High costs exact a human toll. You can help
Our cost of living made big headlines recently, when a Martha's Vineyard Commission study found that the cost of living on this Island is almost 60 percent higher than the national average; that housing costs are almost double; and that it's 12 percent more expensive to live here than in Boston.
This study quantified something Vineyarders know all too well, but neither the study nor the newspapers explain why this is such a big story. Maybe they assume everyone knows that while our cost of living is way above average, our wages/income are way below - 31 percent below state average. Many people can't make ends meet. Many have left. The complete story, however, is broader than that, has several chapters and needs to be told.
Chapter one is about the human toll. Over 25 percent of Vineyard households earn less than $25,000 a year. People work multiple jobs and still can't make it. The elderly on fixed incomes are squeezed by rising fuel, housing, and medical costs. After paying rent, utilities and heat, approximately one third of Vineyard renters don't have enough left to pay for essentials such as medical insurance or food: 560 people used the food pantry this winter, including over 150 children; 20 percent of people on the Vineyard, including children, don't have health insurance - twice the state average.
The stress of financial problems create anxiety, fear, frustration and depression, compounded by the Vineyard shuffle. It can lead to increased domestic violence, our above-average levels of drug and alcohol abuse and broken homes. It's even harder for single parents. These aren't unemployed or homeless people. These are hard working/professional people we need on this Island: nurses, teachers, law enforcement, and carpenters. Only three percent of year-round Island renters have enough income to afford the lowest priced "starter" homes. Coping with financial problems, working long hours instead of being with the kids, realizing they'll never be able to afford a home is debilitating, and has forced many good people to go find a better quality of life elsewhere. We lose our friends, important members of the community, our middle class.
The high cost of living here is changing the character of the Island. Statistics quantify the problem but don't convey the toll.
The second chapter highlights what we are doing about these problems and introduces us to the heroes of this story. It's about the extraordinary efforts of more than 27 health, housing, and human services agencies on Island.
The hard work and dedication of the people who perform the services and run these organizations, many of them volunteers, and the seasonal residents, celebrities, and benefactors who make generous donations, keep these agencies alive. The majority of Island philanthropy comes from the seasonal members of our community as the year-round population is unable to sustain these institutions on their own. The Harley Riders, the Rotary, churches, the PA Club; community groups add their strength to the effort. Island businesses sponsor events and donate resources. Individual Islanders come together to help a family that lost everything in a fire, or to raise money for a child's critical operation. Our greatest asset is being a community that comes together in times of need.
These heroes provide a safety net for those who live and work here year-round; the fabric, the backbone of the Island. They preserve and protect this place we love. If they can't maintain their lives what kind of place would "The Vineyard" be?

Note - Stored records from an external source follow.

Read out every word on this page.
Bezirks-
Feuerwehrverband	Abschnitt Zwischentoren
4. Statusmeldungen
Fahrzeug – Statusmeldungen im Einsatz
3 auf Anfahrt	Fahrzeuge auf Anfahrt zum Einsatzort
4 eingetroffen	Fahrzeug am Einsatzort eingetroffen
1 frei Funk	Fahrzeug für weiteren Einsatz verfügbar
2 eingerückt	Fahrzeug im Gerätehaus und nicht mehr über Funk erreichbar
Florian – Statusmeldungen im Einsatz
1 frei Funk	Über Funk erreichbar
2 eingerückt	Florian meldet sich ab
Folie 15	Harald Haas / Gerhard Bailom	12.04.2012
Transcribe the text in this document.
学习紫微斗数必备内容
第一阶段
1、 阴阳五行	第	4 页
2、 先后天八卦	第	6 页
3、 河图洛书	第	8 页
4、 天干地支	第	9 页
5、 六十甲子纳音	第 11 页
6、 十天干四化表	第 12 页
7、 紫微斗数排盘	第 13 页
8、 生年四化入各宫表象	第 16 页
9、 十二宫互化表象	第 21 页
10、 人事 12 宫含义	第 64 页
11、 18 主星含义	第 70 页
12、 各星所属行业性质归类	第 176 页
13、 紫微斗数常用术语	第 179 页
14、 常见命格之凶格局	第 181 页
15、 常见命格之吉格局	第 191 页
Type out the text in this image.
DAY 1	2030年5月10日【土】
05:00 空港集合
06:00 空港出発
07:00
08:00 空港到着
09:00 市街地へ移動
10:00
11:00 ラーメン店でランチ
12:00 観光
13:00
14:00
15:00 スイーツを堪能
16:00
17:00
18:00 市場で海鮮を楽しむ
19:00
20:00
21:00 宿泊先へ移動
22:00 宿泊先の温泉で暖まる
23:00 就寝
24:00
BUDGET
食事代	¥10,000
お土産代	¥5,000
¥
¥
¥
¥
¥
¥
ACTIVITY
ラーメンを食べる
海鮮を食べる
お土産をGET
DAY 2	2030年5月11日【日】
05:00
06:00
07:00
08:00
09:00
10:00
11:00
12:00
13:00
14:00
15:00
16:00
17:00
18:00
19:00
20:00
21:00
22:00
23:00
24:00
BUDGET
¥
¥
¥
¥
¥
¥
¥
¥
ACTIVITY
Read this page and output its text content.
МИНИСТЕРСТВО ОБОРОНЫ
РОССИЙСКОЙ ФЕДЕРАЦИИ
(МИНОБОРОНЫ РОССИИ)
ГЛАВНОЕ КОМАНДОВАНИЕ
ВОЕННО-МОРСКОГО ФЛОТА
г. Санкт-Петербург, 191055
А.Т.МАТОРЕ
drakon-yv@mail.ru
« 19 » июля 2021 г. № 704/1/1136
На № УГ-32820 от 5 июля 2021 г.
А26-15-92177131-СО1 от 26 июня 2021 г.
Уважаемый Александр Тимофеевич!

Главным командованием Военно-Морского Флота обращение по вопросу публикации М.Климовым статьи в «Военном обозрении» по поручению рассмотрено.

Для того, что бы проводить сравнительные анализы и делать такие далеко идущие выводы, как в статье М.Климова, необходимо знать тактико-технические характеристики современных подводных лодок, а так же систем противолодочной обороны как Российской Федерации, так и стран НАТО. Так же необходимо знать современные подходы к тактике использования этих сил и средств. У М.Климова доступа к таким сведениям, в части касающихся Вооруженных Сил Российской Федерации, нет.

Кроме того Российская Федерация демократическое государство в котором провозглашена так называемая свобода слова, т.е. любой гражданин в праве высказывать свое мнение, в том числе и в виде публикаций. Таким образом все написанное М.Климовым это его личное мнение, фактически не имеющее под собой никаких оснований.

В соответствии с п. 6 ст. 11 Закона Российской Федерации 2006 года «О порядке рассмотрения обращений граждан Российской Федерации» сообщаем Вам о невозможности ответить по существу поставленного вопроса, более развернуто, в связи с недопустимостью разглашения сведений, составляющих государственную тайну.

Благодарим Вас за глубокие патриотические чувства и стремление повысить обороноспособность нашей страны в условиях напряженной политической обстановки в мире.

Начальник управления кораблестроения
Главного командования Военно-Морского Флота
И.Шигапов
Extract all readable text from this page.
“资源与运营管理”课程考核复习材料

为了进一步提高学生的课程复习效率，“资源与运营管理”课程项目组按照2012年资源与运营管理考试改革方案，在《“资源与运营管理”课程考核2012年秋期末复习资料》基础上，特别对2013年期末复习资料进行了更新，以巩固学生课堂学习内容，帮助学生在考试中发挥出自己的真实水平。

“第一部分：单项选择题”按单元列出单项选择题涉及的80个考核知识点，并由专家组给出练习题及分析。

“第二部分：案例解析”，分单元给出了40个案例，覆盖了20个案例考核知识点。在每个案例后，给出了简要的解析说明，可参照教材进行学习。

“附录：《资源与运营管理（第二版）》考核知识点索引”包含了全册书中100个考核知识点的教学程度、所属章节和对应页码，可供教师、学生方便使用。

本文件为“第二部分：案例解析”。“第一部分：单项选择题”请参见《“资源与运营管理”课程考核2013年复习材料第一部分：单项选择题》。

The third chapter is that, unfortunately, our heroes suffer major setbacks. Our charitable organizations are in jeopardy due to Island economics. Costs are growing faster than revenues; some are running big deficits, programs and services suffer or are cut.
There were 1,776 visits to the Food Pantry last year, a 15 percent increase, but with increased demand and fuel costs they had a $6,800 deficit, spending $51,021 while taking in only $44,228.
Dukes County is the second fastest growing county in the state. This growth increases the demand for health and human services at the same time agencies are facing cuts in government funding.
Rent increases have been consistently outpacing household income, so a larger percentage of Vineyarders are struggling to pay for housing and food each year, adding even more demand for human services.
The final chapter of this story has yet to be written. Will the heroes save the Vineyard's character and quality of life? The answer depends on what we all do next.
These agencies need more revenue to provide essential services. Their lifeblood has been the generosity of our seasonal community, but summer fundraising events no longer provide enough to fill a budget gap. The summer community, for example, has been extremely generous to Community Services, but despite the success of their Incredible Dreams Auction, even they need more to meet today's needs.
Some organizations are applying for grants. Some are trying to get more summer donors to participate in annual giving and planned giving campaigns.
They need more help. Give to your favorite Vineyard charities, or go to mvdonors.org to donate online or anonymously. Order a special MV License Plate there; 100 percent of the proceeds go to Vineyard Charities. Give to a General Fund at The Permanent Endowment Fund for Martha's Vineyard or establish your own fund there; contact firstname.lastname@example.org.
No matter what type of Vineyarder you are - seasonal, wash-ashore or native islander - we're all part of this community. In this story, we can all be heroes.
Peter Temple is the executive director of the Martha's Vineyard Donors Collaborative.